The photograph was black and white, grainy with age, but there was no mistaking the man staring out from it. The same gaunt face. The same thinning hair combed neatly over a pale scalp. The same cold, severe eyes that seemed to pierce right through the paper and into Leo’s soul. Beneath the photo, a name was typed in a simple, official font: Professor Alistair Finch. Department of Anatomy & Psychology.
"That's him," Leo whispered, a fresh wave of ice water flooding his veins. "That's the examiner."
"We know," Miles said grimly. "Professor Alistair Finch was a genius. Brilliant, respected… and completely insane. About ten years ago, he began to develop a sort of god complex. He believed it was his duty to 'cull' the weak-willed from the world, starting with his own students."
The detective’s words were slow and heavy, each one a hammer blow against Leo’s sanity. Mr. Davies stood by the door, silent now, his face the color of ash. He wasn't trying to protect Leo from a delusion; he was trying to stop the truth from getting out.
Miles slid the ID card aside, revealing what was beneath. It was a stack of crime scene photographs, old and slightly faded. The first one was a close-up of the dead boy from the exam paper.
"Finch developed a test," Miles continued, his voice a grim monotone. "A special 'scholarship' exam for students he'd singled out. The test you took. He'd lock them in, make them detail his own previous murders, and then he'd give them the final choice. To him, anyone who would choose to die, who would follow the instructions of an authority figure to the point of self-destruction, was unworthy of life. They were the ones who 'passed' his exam."
Leo stared at the photo, then back at the blood-flecked exam in the bag. The blood… the arterial spray… it was from this boy. This victim. His exam paper was a piece of a five-year-old crime scene.
"The photos he showed you," Miles said, confirming Leo's dawning horror. "They were real. Trophies from his previous victims. He was a serial killer, Leo. One of the most meticulous and sadistic the state has ever seen."

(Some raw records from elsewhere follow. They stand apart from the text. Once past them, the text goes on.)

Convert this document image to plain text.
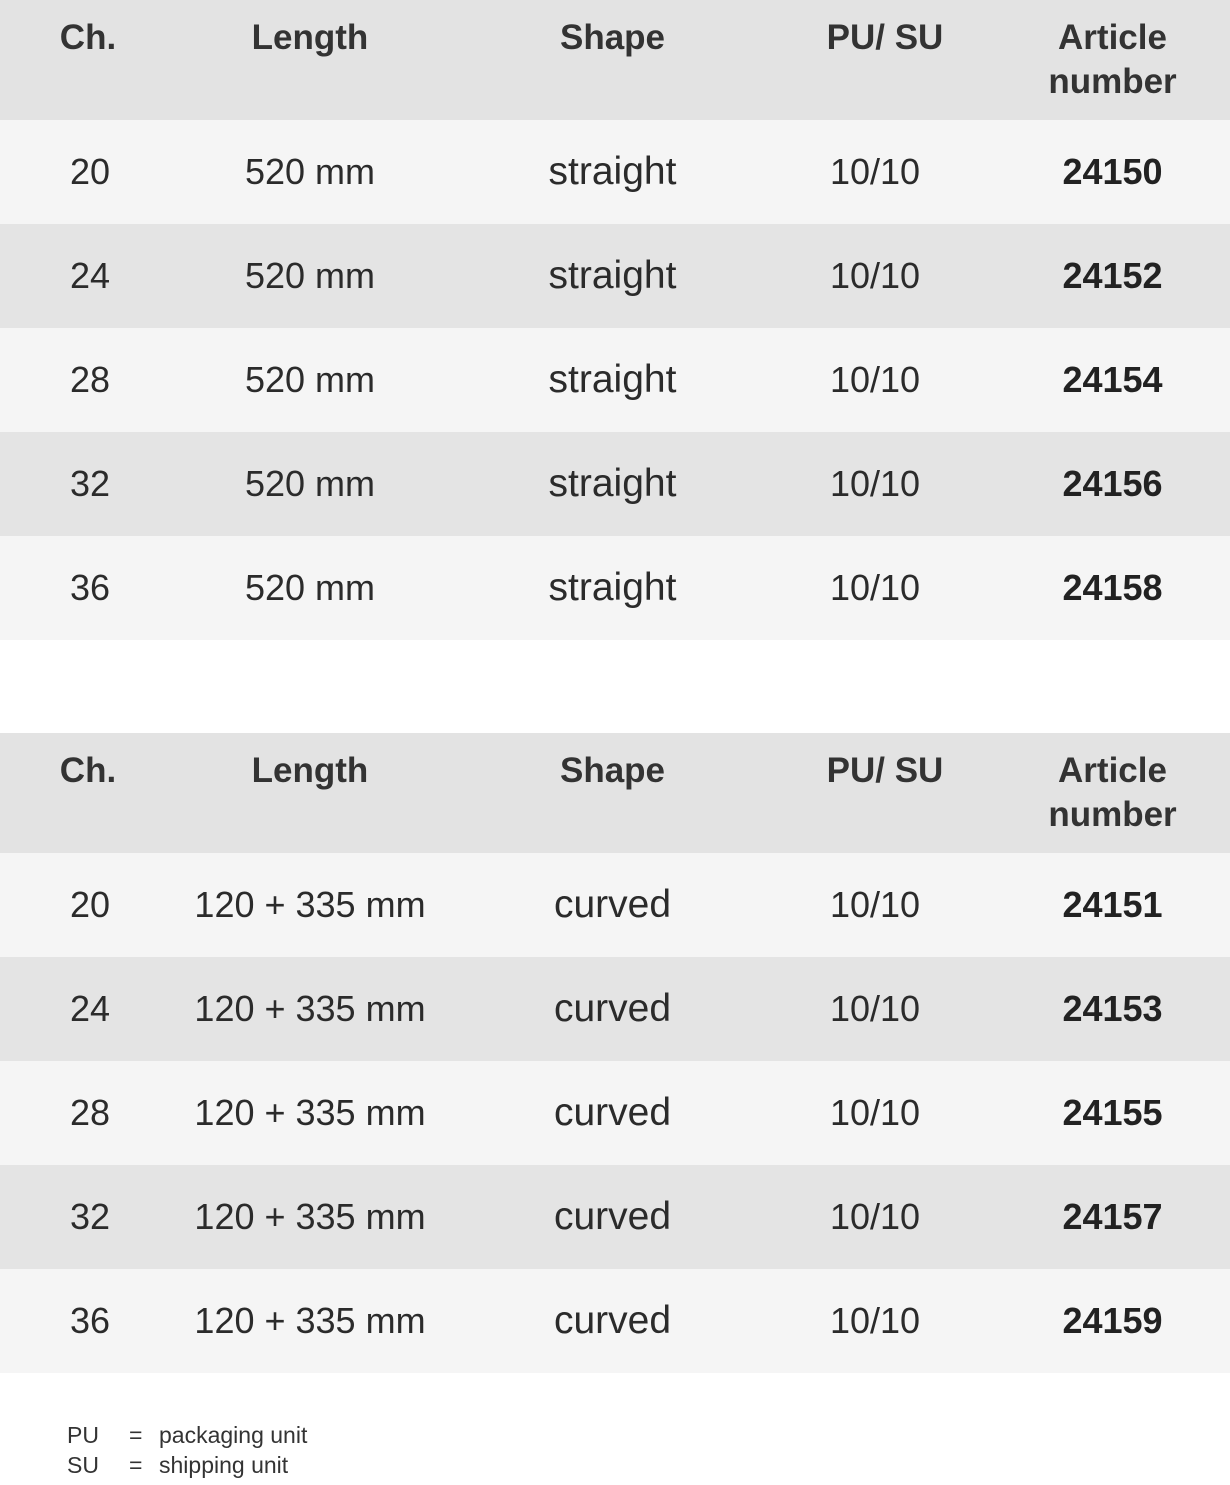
Ch.	Length	Shape	PU/ SU	Article
number
20	520 mm	straight	10/10	24150
24	520 mm	straight	10/10	24152
28	520 mm	straight	10/10	24154
32	520 mm	straight	10/10	24156
36	520 mm	straight	10/10	24158
Ch.	Length	Shape	PU/ SU	Article
number
20	120 + 335 mm	curved	10/10	24151
24	120 + 335 mm	curved	10/10	24153
28	120 + 335 mm	curved	10/10	24155
32	120 + 335 mm	curved	10/10	24157
36	120 + 335 mm	curved	10/10	24159
PU	= packaging unit
SU	= shipping unit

The room felt like it was tilting, the sterile white walls closing in. The antiseptic smell was choking him. His tormentor had a name. The test was real. The victims were real. He had been locked in a room with a monster, forced to write a dissertation on his atrocities.
"So… you're going to catch him?" Leo asked, his voice barely audible. "This… this Finch?"

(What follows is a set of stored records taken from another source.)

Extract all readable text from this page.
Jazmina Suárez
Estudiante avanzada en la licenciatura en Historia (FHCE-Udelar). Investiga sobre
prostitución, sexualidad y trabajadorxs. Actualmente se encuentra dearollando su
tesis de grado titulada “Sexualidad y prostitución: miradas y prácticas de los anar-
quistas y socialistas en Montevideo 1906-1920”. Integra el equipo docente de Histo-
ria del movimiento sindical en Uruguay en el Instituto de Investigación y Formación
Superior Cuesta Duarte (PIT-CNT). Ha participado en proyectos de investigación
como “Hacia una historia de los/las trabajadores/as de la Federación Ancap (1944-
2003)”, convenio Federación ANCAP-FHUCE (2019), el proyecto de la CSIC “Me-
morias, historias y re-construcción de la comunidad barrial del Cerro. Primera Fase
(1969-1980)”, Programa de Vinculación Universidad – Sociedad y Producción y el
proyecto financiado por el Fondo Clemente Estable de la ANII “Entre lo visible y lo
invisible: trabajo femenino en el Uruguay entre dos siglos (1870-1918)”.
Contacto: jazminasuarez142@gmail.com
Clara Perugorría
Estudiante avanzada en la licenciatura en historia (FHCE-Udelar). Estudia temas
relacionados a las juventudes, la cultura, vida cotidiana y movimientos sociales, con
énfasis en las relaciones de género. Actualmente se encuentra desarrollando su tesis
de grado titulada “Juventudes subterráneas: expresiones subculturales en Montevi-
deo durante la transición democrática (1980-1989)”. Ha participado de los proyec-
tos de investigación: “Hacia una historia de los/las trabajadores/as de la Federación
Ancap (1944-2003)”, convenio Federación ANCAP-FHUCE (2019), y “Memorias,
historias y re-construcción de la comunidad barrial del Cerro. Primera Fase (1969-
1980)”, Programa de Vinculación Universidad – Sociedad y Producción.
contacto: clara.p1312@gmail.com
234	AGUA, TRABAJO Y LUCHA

Detective Miles looked at him, and for the first time, Leo saw a glimmer of something beyond weariness in the man’s eyes. It was a deep, unsettling pity.
"That's the part people have trouble with," the detective said softly. He slowly, deliberately, slid the last document from the folder. It was a copy of an old newspaper clipping, the headline stark and bold.
BLACKWOOD PROFESSOR KILLED BY STUDENT IN CAMPUS HORROR
Leo’s eyes scanned the text, his mind refusing to assemble the words into coherent sentences. He saw phrases. 'Reign of terror over'...'final victim fought back'...'bludgeoned with a fire extinguisher'...
"Alistair Finch isn't a man we can arrest, Leo," Detective Miles said, his voice laying the final, soul-crushing stone in place. "He's not a fugitive. He’s not a suspect in an active investigation."
The detective tapped a date printed in the newspaper article. It was from five years ago.
"Professor Alistair Finch died in that exam room. His last intended victim managed to get the upper hand and killed him before he could finish the test." Miles leaned forward, his eyes locking onto Leo’s, forcing him to accept the impossible, terrifying truth. "The man who gave you that exam, the man who locked you in that room and tried to burn you alive… he was a ghost."